Сесиль с матерью жестом выразили свое восхищение.
— Фридрих — очень тонкий ценитель, он просил у меня разрешения внимательно осмотреть мое небольшое собрание, — продолжал кузен Понс. — Вы не видели моих картин, моих редкостей; приходите же, — обратился он к обеим своим родственницам, — мы скажем, что вас пригласил мой друг Шмуке, вы познакомитесь с женихом, ничем себя не скомпрометировав. Фридриху незачем знать, кто вы.
— Отлично! — воскликнул председатель суда.
Вы легко догадаетесь, каким вниманием был теперь окружен ранее презираемый прихлебатель. В этот день супруга председателя суда признала его своим родственником. Счастливая мать, потопив свою ненависть в волнах радости, сумела найти взгляды, улыбки, слова, от которых старичок музыкант совсем размяк, — он сделал доброе дело и был счастлив, тем паче что уже предвкушал приятное будущее. Он вспоминал обед на помолвке и рисовал себе великолепные трапезы, которые ждут его в семье Бруннера, Шваба, Граффа. Ему уже мерещилась райская жизнь с нескончаемой чередой закрытых блюд, гастрономических сюрпризов, тонких вин!
— Если кузен Понс обделает для нас это дельце, — сказал председатель суда жене после ухода гостя, — нам надо будет назначить ему ренту, соответствующую сумме получаемого им капельмейстерского жалованья.
— Разумеется, — согласилась жена.
На Сесиль была возложена обязанность, в том случае если ей понравится молодой человек, уговорить Понса принять подачку расщедрившихся супругов Камюзо.
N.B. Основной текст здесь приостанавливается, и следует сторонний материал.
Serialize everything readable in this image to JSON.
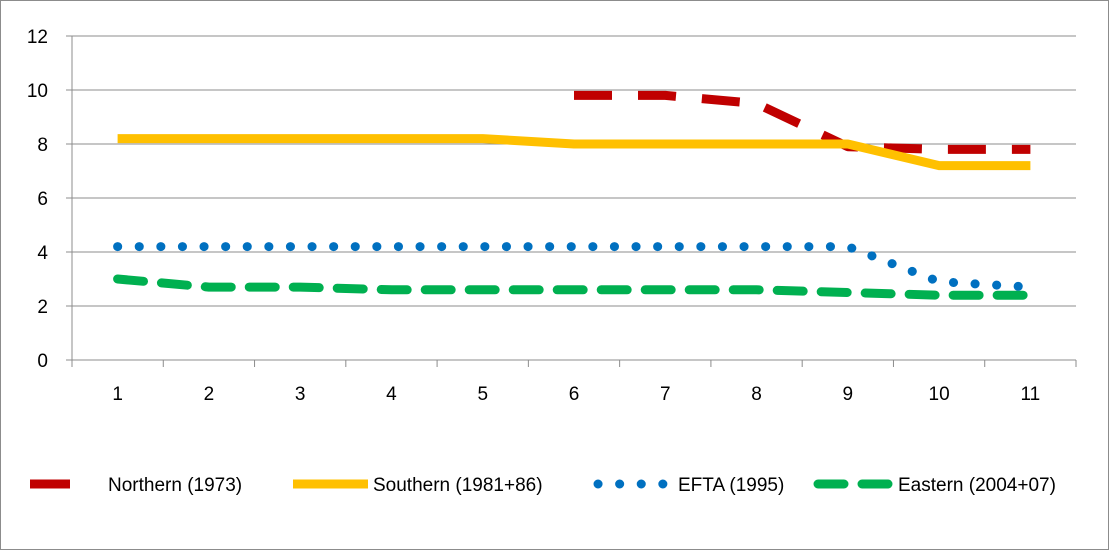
{
  "chart_data": {
    "type": "line",
    "title": "",
    "xlabel": "",
    "ylabel": "",
    "categories": [
      "1",
      "2",
      "3",
      "4",
      "5",
      "6",
      "7",
      "8",
      "9",
      "10",
      "11"
    ],
    "ylim": [
      0,
      12
    ],
    "yticks": [
      0,
      2,
      4,
      6,
      8,
      10,
      12
    ],
    "grid": "horizontal",
    "legend_position": "bottom",
    "series": [
      {
        "name": "Northern (1973)",
        "color": "#c00000",
        "style": "long-dash",
        "values": [
          null,
          null,
          null,
          null,
          null,
          9.8,
          9.8,
          9.5,
          7.9,
          7.8,
          7.8
        ]
      },
      {
        "name": "Southern (1981+86)",
        "color": "#ffc000",
        "style": "solid",
        "values": [
          8.2,
          8.2,
          8.2,
          8.2,
          8.2,
          8.0,
          8.0,
          8.0,
          8.0,
          7.2,
          7.2
        ]
      },
      {
        "name": "EFTA (1995)",
        "color": "#0070c0",
        "style": "round-dot",
        "values": [
          4.2,
          4.2,
          4.2,
          4.2,
          4.2,
          4.2,
          4.2,
          4.2,
          4.2,
          2.9,
          2.7
        ]
      },
      {
        "name": "Eastern (2004+07)",
        "color": "#00b050",
        "style": "dash",
        "values": [
          3.0,
          2.7,
          2.7,
          2.6,
          2.6,
          2.6,
          2.6,
          2.6,
          2.5,
          2.4,
          2.4
        ]
      }
    ]
  }
}
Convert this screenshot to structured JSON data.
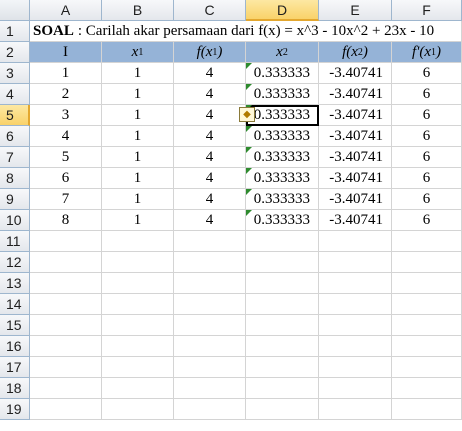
{
  "columns": [
    "A",
    "B",
    "C",
    "D",
    "E",
    "F"
  ],
  "rows": [
    "1",
    "2",
    "3",
    "4",
    "5",
    "6",
    "7",
    "8",
    "9",
    "10",
    "11",
    "12",
    "13",
    "14",
    "15",
    "16",
    "17",
    "18",
    "19"
  ],
  "title": {
    "prefix": "SOAL",
    "text": " : Carilah akar persamaan dari f(x) = x^3 - 10x^2 + 23x - 10"
  },
  "headers": {
    "I": "I",
    "x1_base": "x",
    "x1_sub": "1",
    "fx1_pre": "f(x",
    "fx1_sub": "1",
    "fx1_post": ")",
    "x2_base": "x",
    "x2_sub": "2",
    "fx2_pre": "f(x",
    "fx2_sub": "2",
    "fx2_post": ")",
    "dfx1_pre": "f'(x",
    "dfx1_sub": "1",
    "dfx1_post": ")"
  },
  "table": [
    {
      "i": "1",
      "x1": "1",
      "fx1": "4",
      "x2": "0.333333",
      "fx2": "-3.40741",
      "dfx1": "6"
    },
    {
      "i": "2",
      "x1": "1",
      "fx1": "4",
      "x2": "0.333333",
      "fx2": "-3.40741",
      "dfx1": "6"
    },
    {
      "i": "3",
      "x1": "1",
      "fx1": "4",
      "x2": "0.333333",
      "fx2": "-3.40741",
      "dfx1": "6"
    },
    {
      "i": "4",
      "x1": "1",
      "fx1": "4",
      "x2": "0.333333",
      "fx2": "-3.40741",
      "dfx1": "6"
    },
    {
      "i": "5",
      "x1": "1",
      "fx1": "4",
      "x2": "0.333333",
      "fx2": "-3.40741",
      "dfx1": "6"
    },
    {
      "i": "6",
      "x1": "1",
      "fx1": "4",
      "x2": "0.333333",
      "fx2": "-3.40741",
      "dfx1": "6"
    },
    {
      "i": "7",
      "x1": "1",
      "fx1": "4",
      "x2": "0.333333",
      "fx2": "-3.40741",
      "dfx1": "6"
    },
    {
      "i": "8",
      "x1": "1",
      "fx1": "4",
      "x2": "0.333333",
      "fx2": "-3.40741",
      "dfx1": "6"
    }
  ],
  "active_cell": "D5",
  "colors": {
    "header_fill": "#95b3d7",
    "active_header": "#f9d26a",
    "error_triangle": "#2e8b2e"
  },
  "icons": {
    "warning": "warning-diamond-icon"
  }
}
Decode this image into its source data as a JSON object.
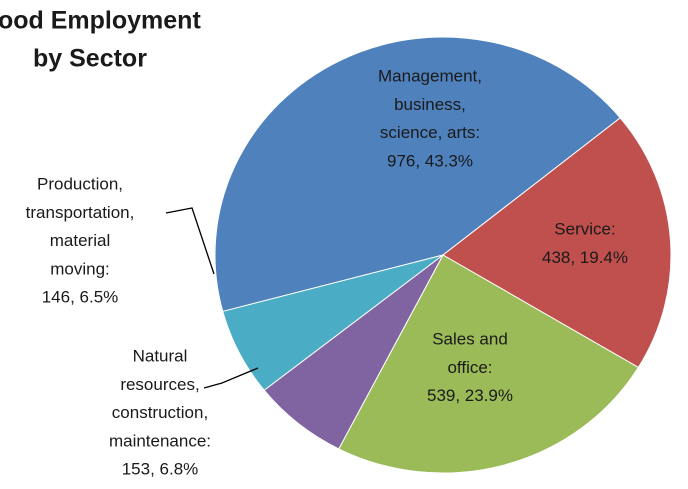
{
  "chart_data": {
    "type": "pie",
    "title": [
      "ood Employment",
      "by Sector"
    ],
    "values": [
      976,
      438,
      539,
      153,
      146
    ],
    "value_labels": [
      [
        "Management,",
        "business,",
        "science, arts:",
        "976, 43.3%"
      ],
      [
        "Service:",
        "438, 19.4%"
      ],
      [
        "Sales and",
        "office:",
        "539, 23.9%"
      ],
      [
        "Natural",
        "resources,",
        "construction,",
        "maintenance:",
        "153, 6.8%"
      ],
      [
        "Production,",
        "transportation,",
        "material",
        "moving:",
        "146, 6.5%"
      ]
    ],
    "colors": [
      "#4f81bd",
      "#c0504d",
      "#9bbb59",
      "#8064a2",
      "#4bacc6"
    ]
  }
}
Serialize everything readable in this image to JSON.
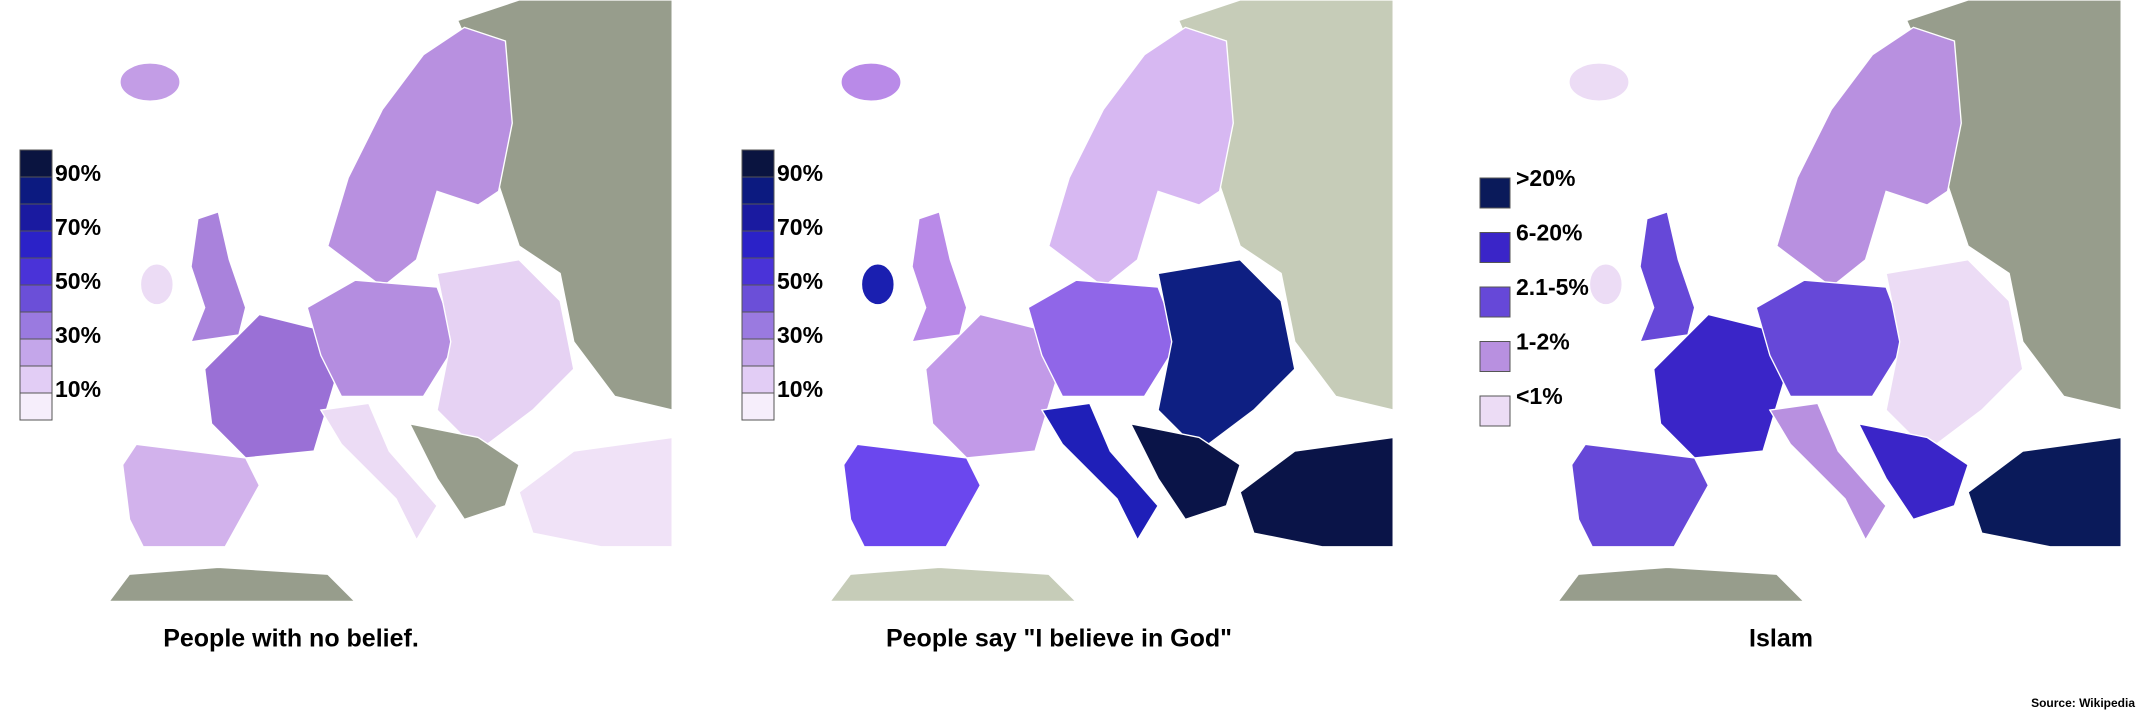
{
  "maps": [
    {
      "caption": "People with no belief.",
      "legend": [
        "90%",
        "70%",
        "50%",
        "30%",
        "10%"
      ]
    },
    {
      "caption": "People say \"I believe in God\"",
      "legend": [
        "90%",
        "70%",
        "50%",
        "30%",
        "10%"
      ]
    },
    {
      "caption": "Islam",
      "legend": [
        ">20%",
        "6-20%",
        "2.1-5%",
        "1-2%",
        "<1%"
      ]
    }
  ],
  "source": "Source: Wikipedia"
}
На следующий день председатель суда, желая получить достоверные сведения о состоянии г-на Фридриха Бруннера, отправился к нотариусу. Бертье, предупрежденный супругой председателя, заранее пригласил своего нового клиента, банкира Шваба, экс-флейту в оркестре. Верный друг Бруннера был ослеплен проектом такого брака для своего друга — всем известно, какие немцы чинопочитатели. В Германии жену называют по мужу «фрау генерал», «фрау гехеймрат», «фрау адвокат», и потому он был любезен, как коллекционер, стремящийся оплести антиквара.
— Прежде всего, — заявил отец Сесиль, — я даю за дочерью мое Марвильское поместье и посему хотел бы, чтобы в брачном контракте была обусловлена раздельность имущества. Пусть господин Бруннер приобретет на миллион земель, расширив тем самым Марвильское владение и обеспечив недвижимостью будущность моей дочери и ее детей, независимо от того, как пойдут дела банкирского дома.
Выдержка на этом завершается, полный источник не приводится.